For now, I just want to recapitulate the five “myths” about Fateh that I identified in this mid-June post:
- 1. Fateh is a secular, modernizing movement that is in many ways “just like us” and therefore easy to deal with;
2. Fateh’s leaders are ready and eager for a diplomatic deal with Israel– indeed, so ready and eager that they’ll be ready to make deep concessions on all or most of the core issues (unlike Hamas);
3. Hamas might still be controlling Gaza, but Fateh remains more popular in the West Bank, which has about twice as many votes as Gaza;
4. Mahmoud Abbas is an able representative of, and leader of, his people; and
5. Fateh actually does exist as a coherent and easily unifiable political movement.
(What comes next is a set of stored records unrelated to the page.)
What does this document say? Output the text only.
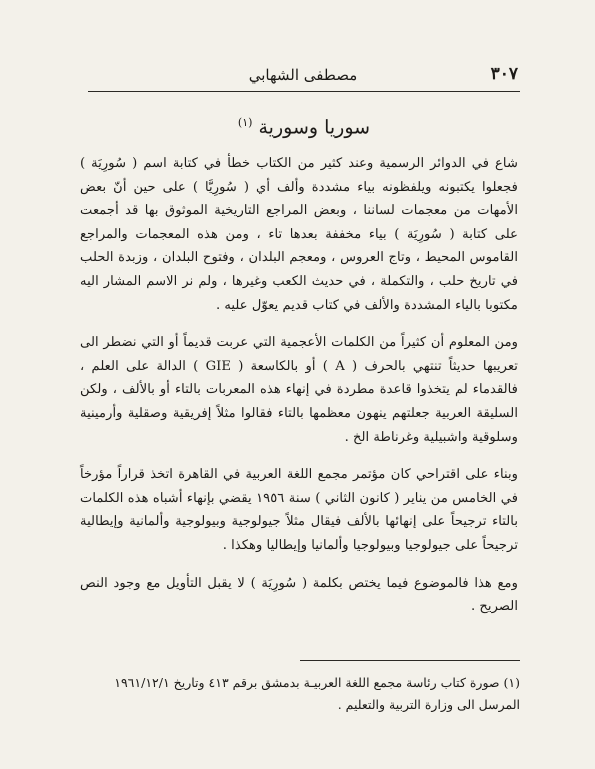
٣٠٧
مصطفى الشهابي
سوريا وسورية $^{(١)}$

شاع في الدوائر الرسمية وعند كثير من الكتاب خطأ في كتابة اسم ( سُورِيَة ) فجعلوا يكتبونه ويلفظونه بياء مشددة وألف أي ( سُورِيَّا ) على حين أنّ بعض الأمهات من معجمات لساننا ، وبعض المراجع التاريخية الموثوق بها قد أجمعت على كتابة ( سُورِيَة ) بياء مخففة بعدها تاء ، ومن هذه المعجمات والمراجع القاموس المحيط ، وتاج العروس ، ومعجم البلدان ، وفتوح البلدان ، وزبدة الحلب في تاريخ حلب ، والتكملة ، في حديث الكعب وغيرها ، ولم نر الاسم المشار اليه مكتوبا بالياء المشددة والألف في كتاب قديم يعوّل عليه .

ومن المعلوم أن كثيراً من الكلمات الأعجمية التي عربت قديماً أو التي نضطر الى تعريبها حديثاً تنتهي بالحرف ( A ) أو بالكاسعة ( GIE ) الدالة على العلم ، فالقدماء لم يتخذوا قاعدة مطردة في إنهاء هذه المعربات بالتاء أو بالألف ، ولكن السليقة العربية جعلتهم ينهون معظمها بالتاء فقالوا مثلاً إفريقية وصقلية وأرمينية وسلوقية واشبيلية وغرناطة الخ .

وبناء على اقتراحي كان مؤتمر مجمع اللغة العربية في القاهرة اتخذ قراراً مؤرخاً في الخامس من يناير ( كانون الثاني ) سنة ١٩٥٦ يقضي بإنهاء أشباه هذه الكلمات بالتاء ترجيحاً على إنهائها بالألف فيقال مثلاً جيولوجية وبيولوجية وألمانية وإيطالية ترجيحاً على جيولوجيا وبيولوجيا وألمانيا وإيطاليا وهكذا .

ومع هذا فالموضوع فيما يختص بكلمة ( سُورِيَة ) لا يقبل التأويل مع وجود النص الصريح .

(١) صورة كتاب رئاسة مجمع اللغة العربيـة بدمشق برقم ٤١٣ وتاريخ ١٩٦١/١٢/١

المرسل الى وزارة التربية والتعليم .
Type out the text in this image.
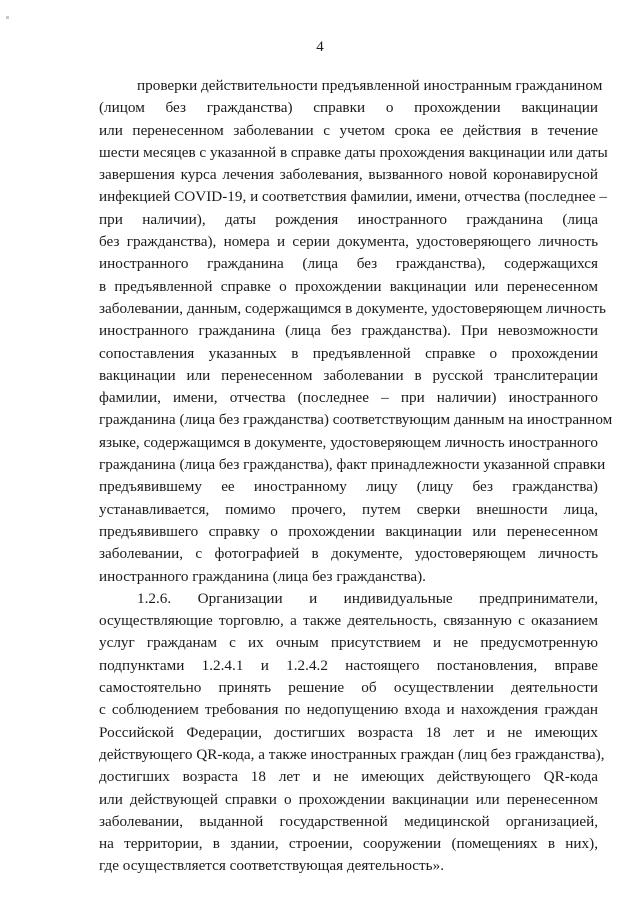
4

проверки действительности предъявленной иностранным гражданином
(лицом без гражданства) справки о прохождении вакцинации
или перенесенном заболевании с учетом срока ее действия в течение
шести месяцев с указанной в справке даты прохождения вакцинации или даты
завершения курса лечения заболевания, вызванного новой коронавирусной
инфекцией COVID-19, и соответствия фамилии, имени, отчества (последнее –
при наличии), даты рождения иностранного гражданина (лица
без гражданства), номера и серии документа, удостоверяющего личность
иностранного гражданина (лица без гражданства), содержащихся
в предъявленной справке о прохождении вакцинации или перенесенном
заболевании, данным, содержащимся в документе, удостоверяющем личность
иностранного гражданина (лица без гражданства). При невозможности
сопоставления указанных в предъявленной справке о прохождении
вакцинации или перенесенном заболевании в русской транслитерации
фамилии, имени, отчества (последнее – при наличии) иностранного
гражданина (лица без гражданства) соответствующим данным на иностранном
языке, содержащимся в документе, удостоверяющем личность иностранного
гражданина (лица без гражданства), факт принадлежности указанной справки
предъявившему ее иностранному лицу (лицу без гражданства)
устанавливается, помимо прочего, путем сверки внешности лица,
предъявившего справку о прохождении вакцинации или перенесенном
заболевании, с фотографией в документе, удостоверяющем личность
иностранного гражданина (лица без гражданства).

1.2.6. Организации и индивидуальные предприниматели,
осуществляющие торговлю, а также деятельность, связанную с оказанием
услуг гражданам с их очным присутствием и не предусмотренную
подпунктами 1.2.4.1 и 1.2.4.2 настоящего постановления, вправе
самостоятельно принять решение об осуществлении деятельности
с соблюдением требования по недопущению входа и нахождения граждан
Российской Федерации, достигших возраста 18 лет и не имеющих
действующего QR-кода, а также иностранных граждан (лиц без гражданства),
достигших возраста 18 лет и не имеющих действующего QR-кода
или действующей справки о прохождении вакцинации или перенесенном
заболевании, выданной государственной медицинской организацией,
на территории, в здании, строении, сооружении (помещениях в них),
где осуществляется соответствующая деятельность».
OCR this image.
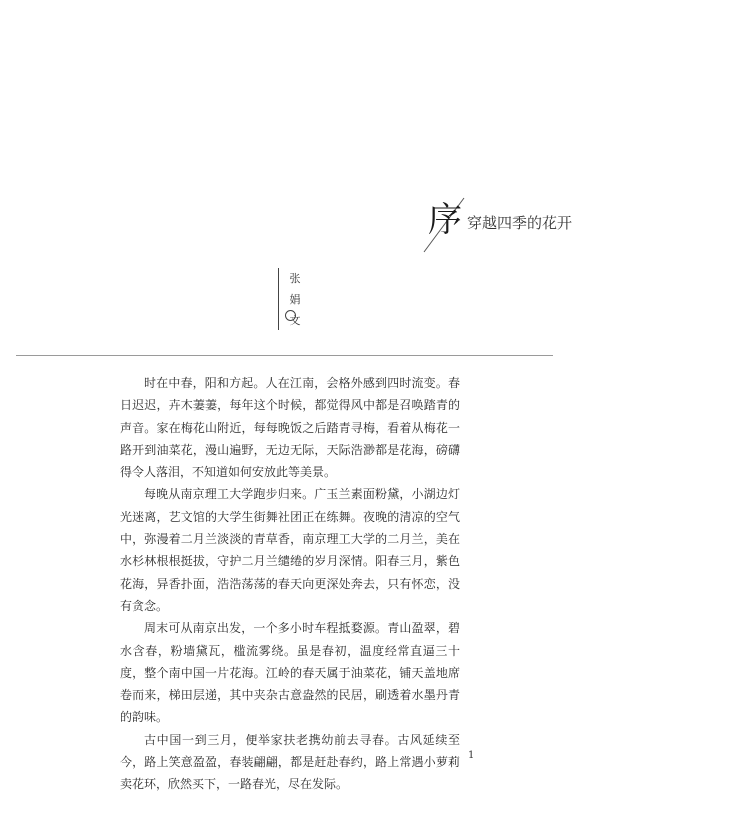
序 穿越四季的花开
张
娟
文

时在中春，阳和方起。人在江南，会格外感到四时流变。春日迟迟，卉木萋萋，每年这个时候，都觉得风中都是召唤踏青的声音。家在梅花山附近，每每晚饭之后踏青寻梅，看着从梅花一路开到油菜花，漫山遍野，无边无际，天际浩渺都是花海，磅礴得令人落泪，不知道如何安放此等美景。

每晚从南京理工大学跑步归来。广玉兰素面粉黛，小湖边灯光迷离，艺文馆的大学生街舞社团正在练舞。夜晚的清凉的空气中，弥漫着二月兰淡淡的青草香，南京理工大学的二月兰，美在水杉林根根挺拔，守护二月兰缱绻的岁月深情。阳春三月，紫色花海，异香扑面，浩浩荡荡的春天向更深处奔去，只有怀恋，没有贪念。

周末可从南京出发，一个多小时车程抵婺源。青山盈翠，碧水含春，粉墙黛瓦，槛流雾绕。虽是春初，温度经常直逼三十度，整个南中国一片花海。江岭的春天属于油菜花，铺天盖地席卷而来，梯田层递，其中夹杂古意盎然的民居，刷透着水墨丹青的韵味。

古中国一到三月，便举家扶老携幼前去寻春。古风延续至今，路上笑意盈盈，春装翩翩，都是赶赴春约，路上常遇小萝莉卖花环，欣然买下，一路春光，尽在发际。

1
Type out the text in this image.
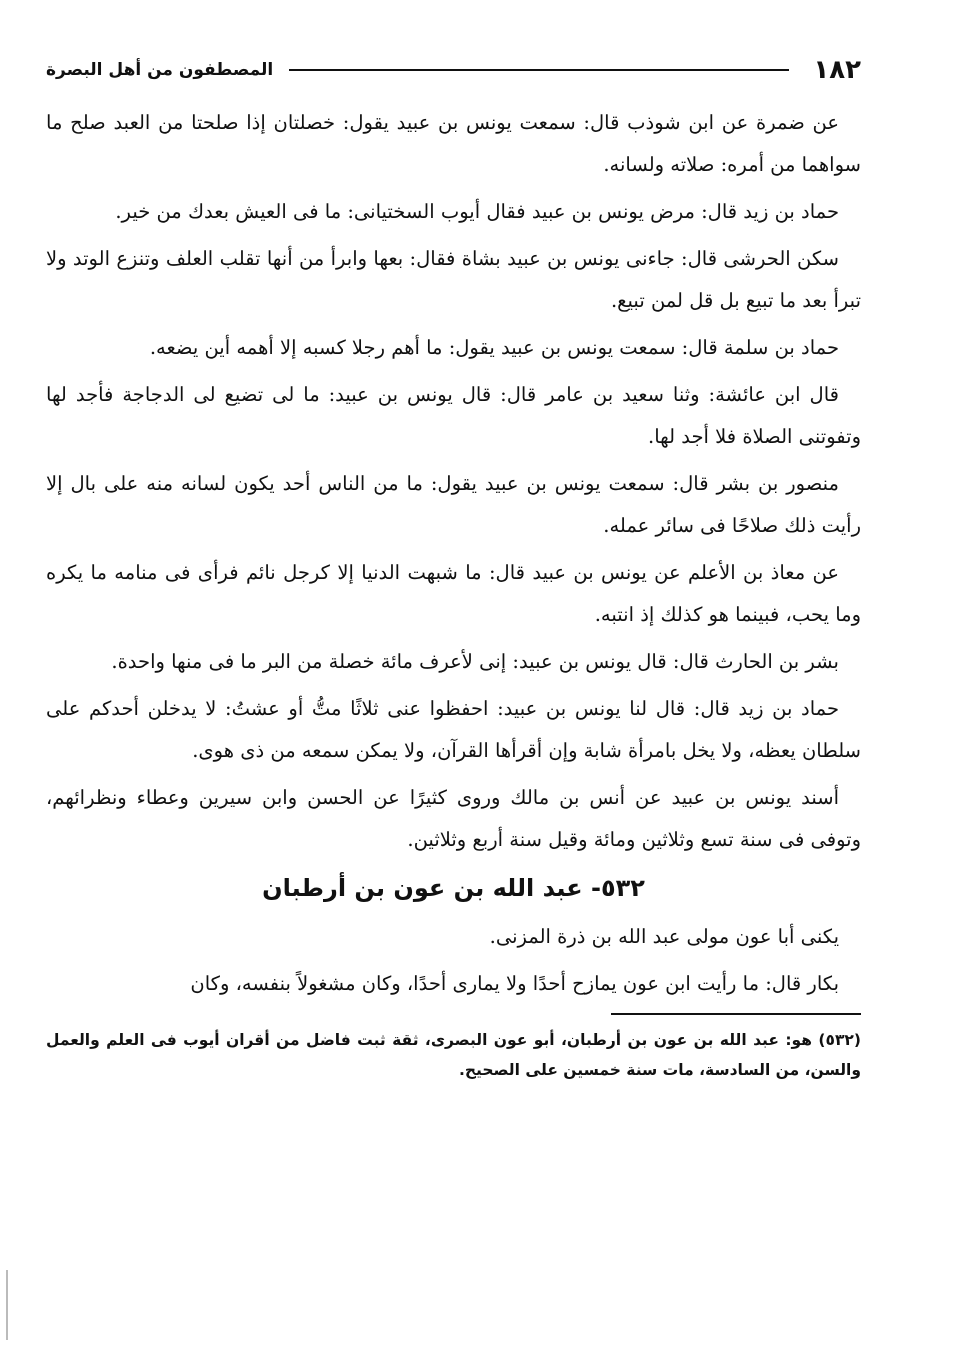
١٨٢
المصطفون من أهل البصرة

عن ضمرة عن ابن شوذب قال: سمعت يونس بن عبيد يقول: خصلتان إذا صلحتا من العبد صلح ما سواهما من أمره: صلاته ولسانه.

حماد بن زيد قال: مرض يونس بن عبيد فقال أيوب السختيانى: ما فى العيش بعدك من خير.

سكن الحرشى قال: جاءنى يونس بن عبيد بشاة فقال: بعها وابرأ من أنها تقلب العلف وتنزع الوتد ولا تبرأ بعد ما تبيع بل قل لمن تبيع.

حماد بن سلمة قال: سمعت يونس بن عبيد يقول: ما أهم رجلا كسبه إلا أهمه أين يضعه.

قال ابن عائشة: وثنا سعيد بن عامر قال: قال يونس بن عبيد: ما لى تضيع لى الدجاجة فأجد لها وتفوتنى الصلاة فلا أجد لها.

منصور بن بشر قال: سمعت يونس بن عبيد يقول: ما من الناس أحد يكون لسانه منه على بال إلا رأيت ذلك صلاحًا فى سائر عمله.

عن معاذ بن الأعلم عن يونس بن عبيد قال: ما شبهت الدنيا إلا كرجل نائم فرأى فى منامه ما يكره وما يحب، فبينما هو كذلك إذ انتبه.

بشر بن الحارث قال: قال يونس بن عبيد: إنى لأعرف مائة خصلة من البر ما فى منها واحدة.

حماد بن زيد قال: قال لنا يونس بن عبيد: احفظوا عنى ثلاثًا متُّ أو عشتُ: لا يدخلن أحدكم على سلطان يعظه، ولا يخل بامرأة شابة وإن أقرأها القرآن، ولا يمكن سمعه من ذى هوى.

أسند يونس بن عبيد عن أنس بن مالك وروى كثيرًا عن الحسن وابن سيرين وعطاء ونظرائهم، وتوفى فى سنة تسع وثلاثين ومائة وقيل سنة أربع وثلاثين.

٥٣٢- عبد الله بن عون بن أرطبان

يكنى أبا عون مولى عبد الله بن ذرة المزنى.

بكار قال: ما رأيت ابن عون يمازح أحدًا ولا يمارى أحدًا، وكان مشغولاً بنفسه، وكان

(٥٣٢) هو: عبد الله بن عون بن أرطبان، أبو عون البصرى، ثقة ثبت فاضل من أقران أيوب فى العلم والعمل والسن، من السادسة، مات سنة خمسين على الصحيح.
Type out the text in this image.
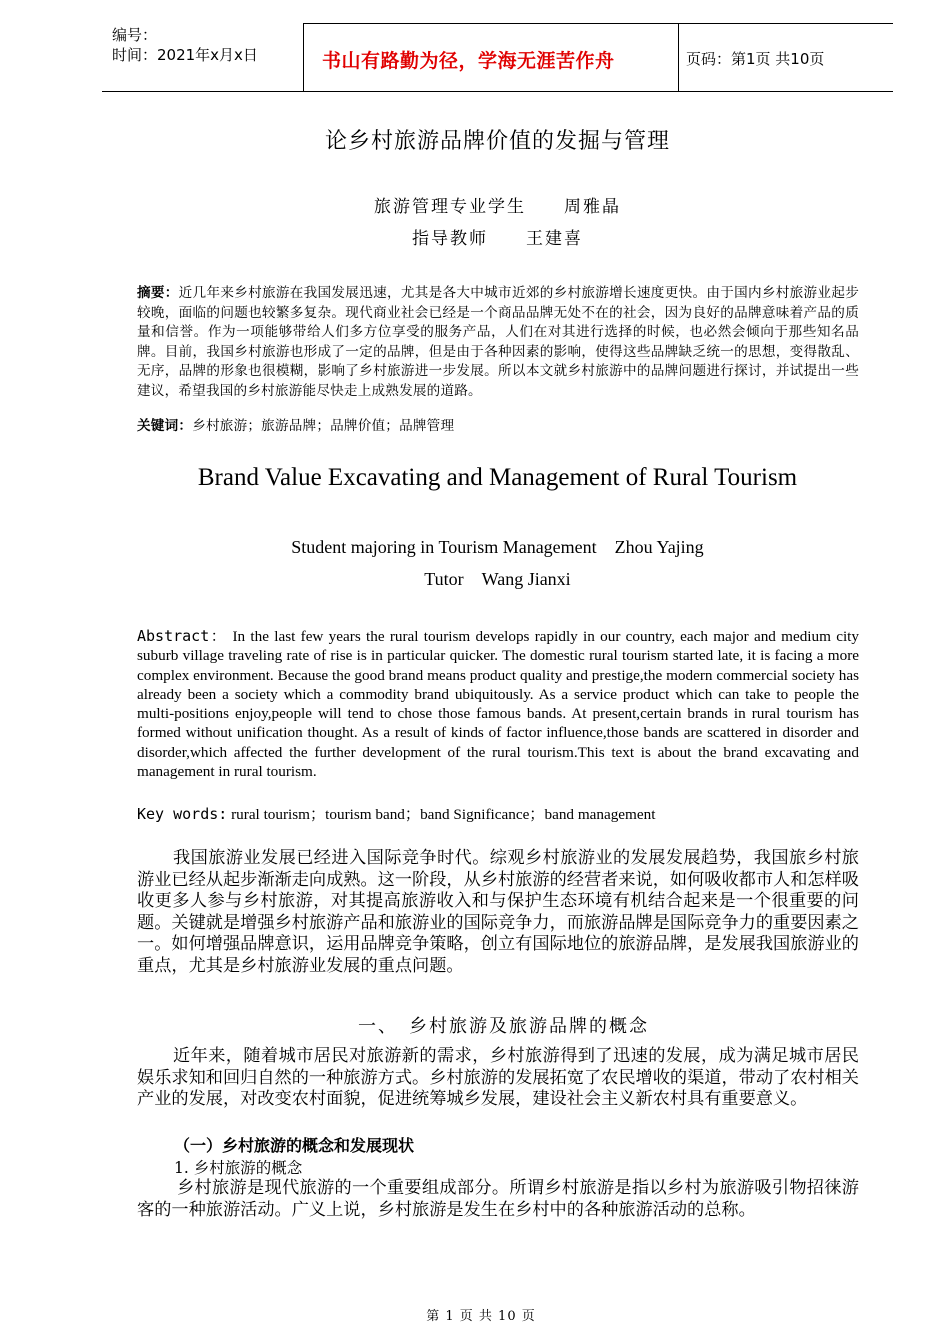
编号：
时间：2021年x月x日	书山有路勤为径，学海无涯苦作舟	页码：第1页 共10页
论乡村旅游品牌价值的发掘与管理
旅游管理专业学生　　周雅晶
指导教师　　王建喜
摘要：近几年来乡村旅游在我国发展迅速，尤其是各大中城市近郊的乡村旅游增长速度更快。由于国内乡村旅游业起步较晚，面临的问题也较繁多复杂。现代商业社会已经是一个商品品牌无处不在的社会，因为良好的品牌意味着产品的质量和信誉。作为一项能够带给人们多方位享受的服务产品，人们在对其进行选择的时候，也必然会倾向于那些知名品牌。目前，我国乡村旅游也形成了一定的品牌，但是由于各种因素的影响，使得这些品牌缺乏统一的思想，变得散乱、无序，品牌的形象也很模糊，影响了乡村旅游进一步发展。所以本文就乡村旅游中的品牌问题进行探讨，并试提出一些建议，希望我国的乡村旅游能尽快走上成熟发展的道路。
关键词：乡村旅游；旅游品牌；品牌价值；品牌管理
Brand Value Excavating and Management of Rural Tourism
Student majoring in Tourism Management　Zhou Yajing
Tutor　Wang Jianxi
Abstract： In the last few years the rural tourism develops rapidly in our country, each major and medium city suburb village traveling rate of rise is in particular quicker. The domestic rural tourism started late, it is facing a more complex environment. Because the good brand means product quality and prestige,the modern commercial society has already been a society which a commodity brand ubiquitously. As a service product which can take to people the multi-positions enjoy,people will tend to chose those famous bands. At present,certain brands in rural tourism has formed without unification thought. As a result of kinds of factor influence,those bands are scattered in disorder and disorder,which affected the further development of the rural tourism.This text is about the brand excavating and management in rural tourism.
Key words: rural tourism；tourism band；band Significance；band management
我国旅游业发展已经进入国际竞争时代。综观乡村旅游业的发展发展趋势，我国旅乡村旅游业已经从起步渐渐走向成熟。这一阶段，从乡村旅游的经营者来说，如何吸收都市人和怎样吸收更多人参与乡村旅游，对其提高旅游收入和与保护生态环境有机结合起来是一个很重要的问题。关键就是增强乡村旅游产品和旅游业的国际竞争力，而旅游品牌是国际竞争力的重要因素之一。如何增强品牌意识，运用品牌竞争策略，创立有国际地位的旅游品牌，是发展我国旅游业的重点，尤其是乡村旅游业发展的重点问题。
一、　乡村旅游及旅游品牌的概念
近年来，随着城市居民对旅游新的需求，乡村旅游得到了迅速的发展，成为满足城市居民娱乐求知和回归自然的一种旅游方式。乡村旅游的发展拓宽了农民增收的渠道，带动了农村相关产业的发展，对改变农村面貌，促进统筹城乡发展，建设社会主义新农村具有重要意义。
（一）乡村旅游的概念和发展现状
1. 乡村旅游的概念
乡村旅游是现代旅游的一个重要组成部分。所谓乡村旅游是指以乡村为旅游吸引物招徕游客的一种旅游活动。广义上说，乡村旅游是发生在乡村中的各种旅游活动的总称。
第 1 页 共 10 页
The response that Mouin Rabbani sent in to that post is also worth re-reading.
Looking at my five myths, I’d say the events of the conference have thus far borne out the fact that most of them are indeed myths.
Whether the mere fact of this conference having been held means that that Fateh does now “exist as a coherent and easily unifiable political movement” remains to be seen. There is the still mysterious (to me) Maan story about the Fateh leadership in Gaza having all resigned….
And also this other story about the results of a recount that led to some serious reshuffling of the names that bracketed the cut-off point for success in the CC election– which led to key Abu Mazen security aide al-Tayyib Abdul-Rahim suddenly getting bumped onto the CC…
So there may still be some serious contestations from within significant organs of Fateh of the result of the recent “elections.” So the legitimacy of the new CC within Fateh as a whole is by no means yet established
(Ouch. A strongly contested election result. What does that remind us of?)
But once again: all this only has any relevance at all if there is some real and hard-hitting peacemaking diplomacy from Washington and other international actors.
If there is no successful and hard-hitting peace diplomacy, then “Fateh”– which at this point is to a large degree the creature of Keith Dayton and all the US-mobilized patronage/peonage funds that have been poured into Ramallah in recent years– will disappear from the scene fairly rapidly.
Fateh’s name, let us remember, both means “victory” and is a reverse acronym for the Harakat al-Tahrir al-Filastiniyya, the Palestinian Liberation Movement. There are still many Fateh members who believe in the goal of national liberation. Whether the newly “re-elected” movement leader Abu Mazen can deliver them even one quarter of what they hope for of course remains to be seen. (The West Bank and Gaza comprise around 23% of the land area of pre-1948 Mandate Palestine.)
Probably you want to see this report on Palestine Now saying:
Israel’s goal from Fatah conference is set Marwan Barghouti at the head of the Palestinian Authority… He is not an extremist as Fatah’s “old Guards” and very popular in the West-Bank and Gaza.